[Date Prev][Date Next][Thread Prev][Thread Next][Date Index][Thread Index]

st: RE: more questions about changing the distribution

From   "Lachenbruch, Peter" <>
To   <>
Subject   st: RE: more questions about changing the distribution
Date   Tue, 18 Nov 2008 14:25:22 -0800

I am confused about the intent of this message.  Forcing the distribution to be bimodal seems to be a consequence of the distribution.  Do you want a mixture of distributions?  I suspect I'm reacting to wording not exactly what I'm used to.  You seem to have a mixture of distributions.  Do you want to estimate the mixing parameter and the means and variances of the components? 
Or is there something else here that I'm missing?


Peter A. Lachenbruch
Department of Public Health
Oregon State University
Corvallis, OR 97330
Phone: 541-737-3832
FAX: 541-737-4001

-----Original Message-----
From: [] On Behalf Of Linn Renée Naper
Sent: Tuesday, November 18, 2008 7:37 AM
Subject: st: more questions about changing the distribution

As some of you probably already noticed, I am working on a 
distribution of prices trying to force the distribution 
into being bimodal (two price peaks instead of one).

Well, below is the codes I've been using so far. 

	sum mip 
	ret list

	gen u = (mip - `r(mean)')/`r(sd)' 
	local p = -.3

	local sd1 `r(sd)'
	local sd2 0.9*`r(sd)'

	local mu1 `r(mean)'
	local mu2 1.1*`r(mean)'

	gen e = u * cond(u < `p', `sd1', `sd2') + cond(u < `p', `mu1', `mu2')

Mip is the original price, and I am using this distribution 
to generate a standardized variable u, which I then transform 
into a new variable with a bimodal distribution.

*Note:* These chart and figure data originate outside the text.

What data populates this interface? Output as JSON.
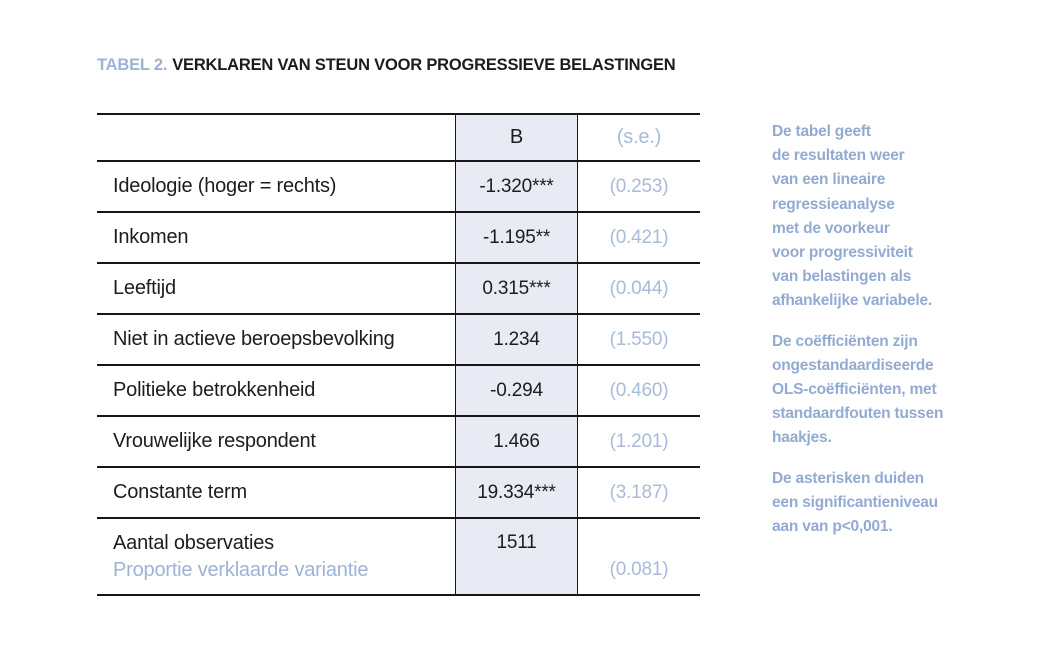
{
  "title": {
    "label": "TABEL 2.",
    "text": "VERKLAREN VAN STEUN VOOR PROGRESSIEVE BELASTINGEN"
  },
  "table": {
    "header": {
      "label": "",
      "b": "B",
      "se": "(s.e.)"
    },
    "rows": [
      {
        "label": "Ideologie (hoger = rechts)",
        "b": "-1.320***",
        "se": "(0.253)"
      },
      {
        "label": "Inkomen",
        "b": "-1.195**",
        "se": "(0.421)"
      },
      {
        "label": "Leeftijd",
        "b": "0.315***",
        "se": "(0.044)"
      },
      {
        "label": "Niet in actieve beroepsbevolking",
        "b": "1.234",
        "se": "(1.550)"
      },
      {
        "label": "Politieke betrokkenheid",
        "b": "-0.294",
        "se": "(0.460)"
      },
      {
        "label": "Vrouwelijke respondent",
        "b": "1.466",
        "se": "(1.201)"
      },
      {
        "label": "Constante term",
        "b": "19.334***",
        "se": "(3.187)"
      }
    ],
    "footer": {
      "label_1": "Aantal observaties",
      "label_2": "Proportie verklaarde variantie",
      "b": "1511",
      "se": "(0.081)"
    }
  },
  "notes": [
    "De tabel geeft\nde resultaten weer\nvan een lineaire\nregressieanalyse\nmet de voorkeur\nvoor progressiviteit\nvan belastingen als\nafhankelijke variabele.",
    "De coëfficiënten zijn\nongestandaardiseerde\nOLS-coëfficiënten, met\nstandaardfouten tussen\nhaakjes.",
    "De asterisken duiden\neen significantieniveau\naan van p<0,001."
  ],
  "colors": {
    "accent_blue": "#9db3d6",
    "table_se_blue": "#a8bbd9",
    "notes_blue": "#93aad2",
    "cell_background": "#e8ebf4",
    "text_dark": "#1d1d1f",
    "rule_black": "#161616"
  }
}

My problem is that when imposing different means and sd for 
the new distribution I very quickly seem to end up with a 
"gap" in the distribution (intervals where no prices lie, obviously 
Related to the defined p).
I want some distance between the two peaks (the two means defined). 
In the example below I reduce sd2 with
10 percent and increases the mean2 by only 10 percent. Increasing
the mean by more results in a larger gap.

Here p=-0.3, which is equal to the p25 in the generated u. (meaning I want
25 percent of the sample to vary around the lower peak, this can
of course be changed as well). 

I think maybe what I need is to impose a third condition for the
Observations for example between p25 and p50 to avoid having 
the gap. 
By looking at the codes, can anyone see how this is possible?
Or, maybe there is a better way to all this?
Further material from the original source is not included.